Journée mondiale de la Femme 2003
Allocution du Ministre de la santé, de la population, de l'action sociale et de la solidarité de l'île autonome d'Anjouan
M. Nourdine Mohamed
le samedi 8 mars 2003

Messieurs les membres du gouvernement,
Mesdames et messieurs les élus,
Mesdames et messieurs les représentants des organisations nationales et internationales ;
Honorables invités, mesdames et messieurs

Je voudrais tout d'abord remercier toutes les femmes qui se sont mobilisées pour l'organisation de cette journée mondiale de la femme qui cette année, nous a fait vivre en miniature, des réalités dans la vie quotidienne d'un ménage ordinaire de notre pays.

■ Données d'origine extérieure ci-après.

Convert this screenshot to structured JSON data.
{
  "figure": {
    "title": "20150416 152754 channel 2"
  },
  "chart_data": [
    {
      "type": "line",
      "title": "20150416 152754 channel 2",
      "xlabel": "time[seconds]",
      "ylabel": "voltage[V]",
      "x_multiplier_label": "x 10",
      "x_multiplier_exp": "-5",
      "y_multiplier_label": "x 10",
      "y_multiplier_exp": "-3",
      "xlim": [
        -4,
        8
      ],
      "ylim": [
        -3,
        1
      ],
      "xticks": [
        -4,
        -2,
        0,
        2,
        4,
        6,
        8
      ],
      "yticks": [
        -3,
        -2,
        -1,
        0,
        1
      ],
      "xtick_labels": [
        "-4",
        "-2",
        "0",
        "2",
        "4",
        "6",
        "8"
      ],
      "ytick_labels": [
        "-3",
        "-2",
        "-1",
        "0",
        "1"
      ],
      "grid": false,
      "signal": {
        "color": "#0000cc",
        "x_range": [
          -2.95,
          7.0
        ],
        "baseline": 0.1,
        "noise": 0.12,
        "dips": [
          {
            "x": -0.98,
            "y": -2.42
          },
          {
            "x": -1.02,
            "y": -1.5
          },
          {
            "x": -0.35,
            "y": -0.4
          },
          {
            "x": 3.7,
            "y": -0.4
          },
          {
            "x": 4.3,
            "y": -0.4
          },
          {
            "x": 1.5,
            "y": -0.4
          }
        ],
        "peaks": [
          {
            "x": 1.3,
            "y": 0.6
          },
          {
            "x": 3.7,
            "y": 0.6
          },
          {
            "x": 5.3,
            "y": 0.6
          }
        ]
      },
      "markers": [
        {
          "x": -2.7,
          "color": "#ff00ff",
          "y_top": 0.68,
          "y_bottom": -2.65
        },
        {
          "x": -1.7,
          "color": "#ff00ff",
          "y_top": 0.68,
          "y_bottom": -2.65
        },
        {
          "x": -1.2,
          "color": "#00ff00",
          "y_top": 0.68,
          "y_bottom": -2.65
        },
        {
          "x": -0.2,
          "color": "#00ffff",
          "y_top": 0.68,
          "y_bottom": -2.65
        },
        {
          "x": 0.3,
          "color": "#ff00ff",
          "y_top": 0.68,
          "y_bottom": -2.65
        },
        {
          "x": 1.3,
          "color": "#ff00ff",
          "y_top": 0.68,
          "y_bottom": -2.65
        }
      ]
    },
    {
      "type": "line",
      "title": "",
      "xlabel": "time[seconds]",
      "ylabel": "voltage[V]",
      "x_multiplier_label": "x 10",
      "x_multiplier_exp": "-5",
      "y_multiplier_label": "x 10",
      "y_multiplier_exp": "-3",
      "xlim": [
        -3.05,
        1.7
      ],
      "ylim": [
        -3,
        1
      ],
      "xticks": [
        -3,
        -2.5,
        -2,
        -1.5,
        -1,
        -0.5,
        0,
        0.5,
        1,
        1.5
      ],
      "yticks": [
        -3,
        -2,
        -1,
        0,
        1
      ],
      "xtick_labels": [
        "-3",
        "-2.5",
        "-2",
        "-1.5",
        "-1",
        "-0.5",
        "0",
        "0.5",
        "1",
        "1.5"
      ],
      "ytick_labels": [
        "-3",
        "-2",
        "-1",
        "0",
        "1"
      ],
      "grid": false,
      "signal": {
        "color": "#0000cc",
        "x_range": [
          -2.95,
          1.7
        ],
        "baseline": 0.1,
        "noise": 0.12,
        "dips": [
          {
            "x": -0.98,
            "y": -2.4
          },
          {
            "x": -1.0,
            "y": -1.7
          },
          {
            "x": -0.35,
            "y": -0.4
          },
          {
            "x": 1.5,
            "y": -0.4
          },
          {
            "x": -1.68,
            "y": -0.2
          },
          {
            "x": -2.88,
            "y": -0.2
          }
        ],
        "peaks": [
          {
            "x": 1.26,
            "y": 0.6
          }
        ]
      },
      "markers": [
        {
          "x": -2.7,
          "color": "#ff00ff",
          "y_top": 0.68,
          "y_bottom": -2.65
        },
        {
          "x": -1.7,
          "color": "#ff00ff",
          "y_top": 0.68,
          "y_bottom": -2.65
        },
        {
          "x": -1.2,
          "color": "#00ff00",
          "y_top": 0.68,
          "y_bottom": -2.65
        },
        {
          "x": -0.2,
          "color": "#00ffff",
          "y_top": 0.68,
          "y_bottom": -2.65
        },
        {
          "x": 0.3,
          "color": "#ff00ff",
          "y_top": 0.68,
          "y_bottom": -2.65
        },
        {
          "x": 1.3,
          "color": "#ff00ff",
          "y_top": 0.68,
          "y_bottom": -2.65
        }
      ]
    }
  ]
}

Ce spectacle interpelle la conscience de toutes et de tous, par le fait que des droits sont bafoués. La violence et l'humiliation que peuvent vivre certaines femmes sont révoltantes et inacceptables. Et cela témoigne, O combien, que le thème choisi pour cette journée, à savoir « le divorce et ses conséquences » est un sujet de préoccupation dont il faut que mesdames et messieurs les magistrats, vous en teniez encore plus compte dorénavant.

Nous comprenons très bien que la pièce qui vient d'être jouée a caricaturé certains comportements mais, avec sa nouvelle dynamique de défense et de développement, nous osons espérer que d'ici peu, la femme anjouanaise sera égale en droits à l'homme qui peut faire mieux que du tort, si nous voulons réellement que notre pays sorte de la crise économique et financière très grave dans laquelle il se noie depuis plusieurs années.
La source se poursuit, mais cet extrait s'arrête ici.